Neutropenia in individuals with a congenital defect or patients with cancer who are undergoing chemotherapy is generally treated with granulocyte colony-stimulating factor (G-CSF) to restore normal granulopoiesis. Now, Skokowa et al. describe a new pathway involving vitamin B3 (nicotinamide) metabolism to explain how G-CSF triggers granulopoiesis.

When searching for factors that are activated by G-CSF during myeloid-cell differentiation, the authors found that levels of the enzyme nicotinamide phosphoribosyltransferase (NAMPT) were markedly increased in haematopoietic-cell precursors and in the plasma of G-CSF-treated healthy volunteers and patients with congenital neutropenia. NAMPT is involved in the conversion of nicotinamide to nicotinamide adenine dinucleotide (NAD+), which has key roles in numerous biological processes through regulating the expression and transcriptional function of the sirtuin family of deacetylases. Accordingly, NAMPT upregulation by G-CSF treatment was accompanied by increased levels of NAD+ and sirtuins. In addition, the key granulocyte-specific transcription factors CCAAT/enhancer-binding protein-α (C/EBPα) and C/EBPβ also showed G-CSF-dependent expression.

In support of the idea that the G-CSF-dependent increase in NAMPT expression promotes neutrophil differentiation, exogenously added NAMPT or lentivirally transduced NAMPT were shown to promote the differentiation of haematopoietic precursors into myeloid-lineage cells in vitro. Conversely, treatment of haematopoietic precursors with a small molecule inhibitor of NAMPT abrogated the G-CSF-triggered increase in NAD+, C/EBPα and C/EBPβ expression and the concomitant granulocytic differentiation.

Given that C/EBPs are known to activate the transcription of genes encoding G-CSF and the G-CSF receptor (G-CSFR), the authors proposed that NAMPT activates an autoregulatory loop, whereby upregulation of NAMPT expression by G-CSF increases NAD+ production, which promotes the overexpression and activation of sirtuins. These, in turn, act on C/EBPs to induce G-CSF and G-CSFR transcription. This proposed mechanism was supported by the findings that sirtuin 1 co-precipitated with C/EBPα and C/EBPβ and that knockdown of sirtuin 1 expression abolished NAMPT-induced G-CSF and G-CSFR transcription.
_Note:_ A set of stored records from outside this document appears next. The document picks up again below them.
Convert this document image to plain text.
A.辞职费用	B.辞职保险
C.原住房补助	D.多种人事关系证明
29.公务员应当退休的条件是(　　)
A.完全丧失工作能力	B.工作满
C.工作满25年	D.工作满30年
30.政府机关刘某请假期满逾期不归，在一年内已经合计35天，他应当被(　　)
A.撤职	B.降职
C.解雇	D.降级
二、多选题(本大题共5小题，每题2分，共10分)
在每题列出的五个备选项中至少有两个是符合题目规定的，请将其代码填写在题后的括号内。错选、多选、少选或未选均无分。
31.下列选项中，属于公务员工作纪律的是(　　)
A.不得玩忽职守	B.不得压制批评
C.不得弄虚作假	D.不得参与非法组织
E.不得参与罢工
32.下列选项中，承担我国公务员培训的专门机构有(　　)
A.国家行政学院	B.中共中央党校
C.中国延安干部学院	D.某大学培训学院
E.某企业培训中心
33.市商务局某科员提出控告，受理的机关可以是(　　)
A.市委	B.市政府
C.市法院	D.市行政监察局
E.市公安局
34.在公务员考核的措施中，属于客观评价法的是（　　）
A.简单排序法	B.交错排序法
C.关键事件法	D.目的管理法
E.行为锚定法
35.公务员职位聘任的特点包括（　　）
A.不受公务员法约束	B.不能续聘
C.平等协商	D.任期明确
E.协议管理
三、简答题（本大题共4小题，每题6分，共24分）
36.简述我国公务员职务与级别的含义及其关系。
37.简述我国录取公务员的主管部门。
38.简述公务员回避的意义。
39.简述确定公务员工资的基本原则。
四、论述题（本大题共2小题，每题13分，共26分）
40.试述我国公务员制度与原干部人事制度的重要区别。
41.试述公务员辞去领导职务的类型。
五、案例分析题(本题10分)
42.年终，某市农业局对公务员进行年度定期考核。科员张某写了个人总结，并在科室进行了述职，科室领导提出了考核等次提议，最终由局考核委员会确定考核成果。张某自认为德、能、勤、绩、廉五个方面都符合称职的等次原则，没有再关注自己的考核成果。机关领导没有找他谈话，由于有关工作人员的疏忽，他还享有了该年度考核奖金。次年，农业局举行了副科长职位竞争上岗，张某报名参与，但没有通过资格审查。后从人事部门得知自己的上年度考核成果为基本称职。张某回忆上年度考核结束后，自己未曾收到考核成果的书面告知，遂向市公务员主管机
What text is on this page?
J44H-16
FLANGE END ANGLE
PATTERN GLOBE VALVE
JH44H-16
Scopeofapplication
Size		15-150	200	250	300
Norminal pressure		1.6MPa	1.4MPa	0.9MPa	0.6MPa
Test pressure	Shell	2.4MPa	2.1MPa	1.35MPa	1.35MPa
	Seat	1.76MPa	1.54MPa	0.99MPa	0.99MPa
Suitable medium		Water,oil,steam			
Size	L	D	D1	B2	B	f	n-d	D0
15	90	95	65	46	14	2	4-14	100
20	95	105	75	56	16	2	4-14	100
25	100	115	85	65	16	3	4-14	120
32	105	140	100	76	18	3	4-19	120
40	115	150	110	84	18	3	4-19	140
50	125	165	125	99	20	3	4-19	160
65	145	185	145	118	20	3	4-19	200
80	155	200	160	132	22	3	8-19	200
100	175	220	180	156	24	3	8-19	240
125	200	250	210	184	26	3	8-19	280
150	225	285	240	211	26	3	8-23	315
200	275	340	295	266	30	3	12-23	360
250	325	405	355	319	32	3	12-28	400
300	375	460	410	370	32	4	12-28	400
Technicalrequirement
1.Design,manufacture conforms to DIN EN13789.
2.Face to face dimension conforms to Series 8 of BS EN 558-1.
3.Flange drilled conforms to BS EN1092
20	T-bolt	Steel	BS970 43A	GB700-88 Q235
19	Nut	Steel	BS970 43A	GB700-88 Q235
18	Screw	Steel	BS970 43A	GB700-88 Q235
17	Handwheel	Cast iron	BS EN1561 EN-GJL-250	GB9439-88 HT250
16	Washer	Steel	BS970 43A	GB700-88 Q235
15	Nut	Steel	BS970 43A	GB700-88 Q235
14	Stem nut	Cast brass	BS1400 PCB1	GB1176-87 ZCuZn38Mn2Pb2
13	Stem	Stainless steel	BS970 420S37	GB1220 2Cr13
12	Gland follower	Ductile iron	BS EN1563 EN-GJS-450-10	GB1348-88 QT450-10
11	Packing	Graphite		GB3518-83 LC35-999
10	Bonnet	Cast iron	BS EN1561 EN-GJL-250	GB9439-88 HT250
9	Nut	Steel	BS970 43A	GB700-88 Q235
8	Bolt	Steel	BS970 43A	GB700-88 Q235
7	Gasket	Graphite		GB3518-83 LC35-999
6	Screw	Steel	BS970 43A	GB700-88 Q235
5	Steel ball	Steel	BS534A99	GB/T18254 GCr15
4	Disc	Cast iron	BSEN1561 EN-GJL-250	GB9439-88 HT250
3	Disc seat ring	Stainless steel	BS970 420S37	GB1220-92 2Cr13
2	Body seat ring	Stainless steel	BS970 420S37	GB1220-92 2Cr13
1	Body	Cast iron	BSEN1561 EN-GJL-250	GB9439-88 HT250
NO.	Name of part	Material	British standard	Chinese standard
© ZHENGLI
Finally, based on these in vitro findings, the authors investigated whether vitamin B3 could be used instead of G-CSF as a treatment to boost neutrophil numbers in neutropenic subjects. Treatment of healthy individuals with vitamin B3 resulted in significant increases in neutrophil numbers, which declined following discontinuation of treatment. Similar to G-CSF-treated cells, neutrophils from individuals taking oral vitamin B3 showed increased expression of NAD+, C/EBPα, C/EBPβ and G-CSFR.

So, although it has not yet been tested in individuals with congenital neutropenia, vitamin B3 could prove to be an inexpensive and safe treatment option for this disease.